Fix NULL levels problem in R: stringsAsFactors

26 May 2020 , 1781 words

You have read in your data, now you are ready to work with some factor column in the data. However, when you try to check the levels of the factor column, you get a NULL result:

> caff = read.table(file="caffeine.txt", header = T)
> caff$Dose
 [1] "Zero" "Zero" "Zero" "Zero" "Zero" "Zero" "Zero" "Zero" "Zero" "Zero" "Low"  "Low"  "Low"  "Low"  "Low" 
[16] "Low"  "Low"  "Low"  "Low"  "Low"  "High" "High" "High" "High" "High" "High" "High" "High" "High" "High"
> levels(caff$Dose)
NULL

The most common cause of this problem is that your factor column (caff$Dose in the example) is of a wrong data type. To verify this, use the str command:

> str(caff)
'data.frame':	30 obs. of  2 variables:
 $ Taps: int  242 245 244 248 247 248 242 244 246 242 ...
 $ Dose: chr  "Zero" "Zero" "Zero" "Zero" ...

Note the Dose column’s data type is chr, not factor.

As far as I know, R’s default behaviour when you read in data, is to set the datatype of string columns to factor . Yet on a new environment I recently set up, it’s doing the opposite.

The fix can be done at different levels:

  1. Fix existing data:

    caff$Dose <- as.factor(caff$Dose)
    
  2. Fix when read in data:

    caff = read.table(file="caffeine.txt", header = T, stringsAsFactors = T)
    
  3. Change default at R session beginning, or R profile:

    options(stringsAsFactors = TRUE)
    

Where to put the change really depends on the best fit behaviour for data you work with.

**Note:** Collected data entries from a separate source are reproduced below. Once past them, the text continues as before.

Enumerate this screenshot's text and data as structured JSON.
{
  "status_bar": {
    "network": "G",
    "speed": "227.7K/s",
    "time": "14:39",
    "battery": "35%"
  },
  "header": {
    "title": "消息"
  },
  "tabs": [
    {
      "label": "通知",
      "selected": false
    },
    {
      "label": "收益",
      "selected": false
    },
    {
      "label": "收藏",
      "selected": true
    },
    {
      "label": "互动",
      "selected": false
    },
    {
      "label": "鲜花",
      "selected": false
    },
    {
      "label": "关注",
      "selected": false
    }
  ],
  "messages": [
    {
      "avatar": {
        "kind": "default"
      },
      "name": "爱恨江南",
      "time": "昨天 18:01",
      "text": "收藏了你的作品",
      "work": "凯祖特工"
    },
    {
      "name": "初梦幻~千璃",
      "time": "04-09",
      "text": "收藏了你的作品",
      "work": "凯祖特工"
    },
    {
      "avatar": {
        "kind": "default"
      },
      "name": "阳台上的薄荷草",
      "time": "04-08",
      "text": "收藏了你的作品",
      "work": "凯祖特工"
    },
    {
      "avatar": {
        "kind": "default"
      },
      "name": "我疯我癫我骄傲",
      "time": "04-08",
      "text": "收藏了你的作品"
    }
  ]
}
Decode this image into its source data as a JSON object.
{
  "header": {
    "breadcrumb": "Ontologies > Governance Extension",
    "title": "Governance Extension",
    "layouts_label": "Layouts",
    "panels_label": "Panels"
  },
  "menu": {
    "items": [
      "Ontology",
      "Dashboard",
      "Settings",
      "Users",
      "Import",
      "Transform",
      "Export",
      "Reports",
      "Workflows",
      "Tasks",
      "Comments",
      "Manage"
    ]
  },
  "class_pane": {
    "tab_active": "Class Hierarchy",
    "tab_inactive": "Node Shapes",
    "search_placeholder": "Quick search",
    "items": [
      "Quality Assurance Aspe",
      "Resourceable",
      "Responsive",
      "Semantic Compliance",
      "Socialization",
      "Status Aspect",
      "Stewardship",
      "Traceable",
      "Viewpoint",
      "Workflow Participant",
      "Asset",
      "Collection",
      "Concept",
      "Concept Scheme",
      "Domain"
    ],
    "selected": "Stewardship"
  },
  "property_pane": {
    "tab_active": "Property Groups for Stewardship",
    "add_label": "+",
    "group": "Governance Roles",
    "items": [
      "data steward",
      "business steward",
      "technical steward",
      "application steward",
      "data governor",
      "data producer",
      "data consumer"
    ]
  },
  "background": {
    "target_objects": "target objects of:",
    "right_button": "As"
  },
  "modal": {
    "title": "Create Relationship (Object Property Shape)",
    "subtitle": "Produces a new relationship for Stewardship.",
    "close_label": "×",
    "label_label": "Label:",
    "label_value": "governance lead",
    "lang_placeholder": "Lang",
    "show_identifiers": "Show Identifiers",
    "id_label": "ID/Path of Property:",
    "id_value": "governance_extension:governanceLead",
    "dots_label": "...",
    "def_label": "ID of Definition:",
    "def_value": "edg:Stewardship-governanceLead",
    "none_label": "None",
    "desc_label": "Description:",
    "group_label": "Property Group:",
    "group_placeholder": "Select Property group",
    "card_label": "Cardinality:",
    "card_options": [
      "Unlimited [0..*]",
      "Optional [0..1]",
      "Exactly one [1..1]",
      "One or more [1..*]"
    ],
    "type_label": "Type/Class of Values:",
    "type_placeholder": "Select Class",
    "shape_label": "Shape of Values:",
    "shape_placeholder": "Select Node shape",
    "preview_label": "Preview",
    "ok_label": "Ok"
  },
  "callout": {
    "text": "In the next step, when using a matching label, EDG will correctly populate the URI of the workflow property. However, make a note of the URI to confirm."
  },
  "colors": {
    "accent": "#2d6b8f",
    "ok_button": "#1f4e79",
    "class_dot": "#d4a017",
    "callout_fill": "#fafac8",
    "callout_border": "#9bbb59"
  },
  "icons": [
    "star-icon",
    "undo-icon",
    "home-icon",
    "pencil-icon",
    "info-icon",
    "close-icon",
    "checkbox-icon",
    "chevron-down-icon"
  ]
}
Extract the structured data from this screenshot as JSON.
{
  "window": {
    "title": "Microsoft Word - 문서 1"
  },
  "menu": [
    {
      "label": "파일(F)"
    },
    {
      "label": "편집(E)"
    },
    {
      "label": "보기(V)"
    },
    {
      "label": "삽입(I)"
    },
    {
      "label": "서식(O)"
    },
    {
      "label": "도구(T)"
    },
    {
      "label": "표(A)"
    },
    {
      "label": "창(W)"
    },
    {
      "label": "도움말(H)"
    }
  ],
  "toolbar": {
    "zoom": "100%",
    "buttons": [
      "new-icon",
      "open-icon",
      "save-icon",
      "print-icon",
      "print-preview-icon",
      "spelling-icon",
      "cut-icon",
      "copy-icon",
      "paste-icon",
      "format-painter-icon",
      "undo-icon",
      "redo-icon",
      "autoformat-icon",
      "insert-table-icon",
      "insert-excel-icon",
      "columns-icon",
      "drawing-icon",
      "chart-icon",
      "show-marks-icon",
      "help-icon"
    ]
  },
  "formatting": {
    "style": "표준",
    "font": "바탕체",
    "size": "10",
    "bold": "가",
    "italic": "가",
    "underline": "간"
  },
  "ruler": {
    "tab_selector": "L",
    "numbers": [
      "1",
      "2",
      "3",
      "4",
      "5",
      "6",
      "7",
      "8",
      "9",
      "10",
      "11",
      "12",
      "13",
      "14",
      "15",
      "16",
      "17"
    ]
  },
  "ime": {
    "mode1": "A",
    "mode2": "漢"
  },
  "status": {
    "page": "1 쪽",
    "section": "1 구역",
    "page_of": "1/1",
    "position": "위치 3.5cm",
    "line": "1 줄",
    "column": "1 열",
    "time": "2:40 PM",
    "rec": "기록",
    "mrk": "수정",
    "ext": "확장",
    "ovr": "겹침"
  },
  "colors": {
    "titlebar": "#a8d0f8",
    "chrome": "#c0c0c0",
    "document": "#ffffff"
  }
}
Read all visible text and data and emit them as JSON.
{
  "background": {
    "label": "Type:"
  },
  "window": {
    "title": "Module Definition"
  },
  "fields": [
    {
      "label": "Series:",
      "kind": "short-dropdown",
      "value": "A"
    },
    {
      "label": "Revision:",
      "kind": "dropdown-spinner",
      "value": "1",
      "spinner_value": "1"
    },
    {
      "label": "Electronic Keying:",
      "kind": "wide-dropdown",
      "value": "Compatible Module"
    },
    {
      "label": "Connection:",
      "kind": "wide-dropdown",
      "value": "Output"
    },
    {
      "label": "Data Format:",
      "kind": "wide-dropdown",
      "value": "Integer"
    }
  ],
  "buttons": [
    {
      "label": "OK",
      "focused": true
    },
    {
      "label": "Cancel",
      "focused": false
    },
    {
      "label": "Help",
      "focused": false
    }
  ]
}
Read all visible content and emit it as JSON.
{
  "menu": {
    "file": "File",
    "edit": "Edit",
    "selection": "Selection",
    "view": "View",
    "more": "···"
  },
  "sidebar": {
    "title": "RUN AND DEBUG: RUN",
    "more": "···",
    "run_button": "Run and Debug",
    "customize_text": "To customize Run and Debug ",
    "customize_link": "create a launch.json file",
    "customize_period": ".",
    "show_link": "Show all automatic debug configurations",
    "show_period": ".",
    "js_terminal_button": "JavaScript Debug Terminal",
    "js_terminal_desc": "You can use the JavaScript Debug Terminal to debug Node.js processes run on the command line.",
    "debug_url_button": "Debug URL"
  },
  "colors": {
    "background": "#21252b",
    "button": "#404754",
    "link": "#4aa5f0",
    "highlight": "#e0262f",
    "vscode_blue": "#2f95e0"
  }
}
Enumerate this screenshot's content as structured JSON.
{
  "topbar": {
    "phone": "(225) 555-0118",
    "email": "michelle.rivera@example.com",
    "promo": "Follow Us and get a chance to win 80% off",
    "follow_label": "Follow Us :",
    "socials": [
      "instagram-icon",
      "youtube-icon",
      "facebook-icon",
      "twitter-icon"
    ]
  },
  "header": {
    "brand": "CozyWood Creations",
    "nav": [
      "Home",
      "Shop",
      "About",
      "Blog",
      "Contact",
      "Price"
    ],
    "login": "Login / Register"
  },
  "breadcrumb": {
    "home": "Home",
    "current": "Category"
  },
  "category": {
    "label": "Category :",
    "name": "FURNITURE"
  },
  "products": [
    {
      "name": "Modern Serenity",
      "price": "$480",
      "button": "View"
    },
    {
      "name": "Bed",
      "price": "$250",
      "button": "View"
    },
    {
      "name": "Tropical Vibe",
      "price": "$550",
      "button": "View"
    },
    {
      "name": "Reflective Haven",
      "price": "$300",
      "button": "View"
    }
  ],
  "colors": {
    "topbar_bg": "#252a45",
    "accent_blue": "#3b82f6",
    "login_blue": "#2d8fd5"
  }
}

Some people may prefer using chr rather than factor.

Anyway, now if you try str command, it should be like this:

> str(caff)
'data.frame':	30 obs. of  2 variables:
 $ Taps: int  242 245 244 248 247 248 242 244 246 242 ...
 $ Dose: Factor w/ 3 levels "High","Low","Zero": 3 3 3 3 3 3 3 3 3 3 ...
> levels(caff$Dose)
[1] "High" "Low"  "Zero"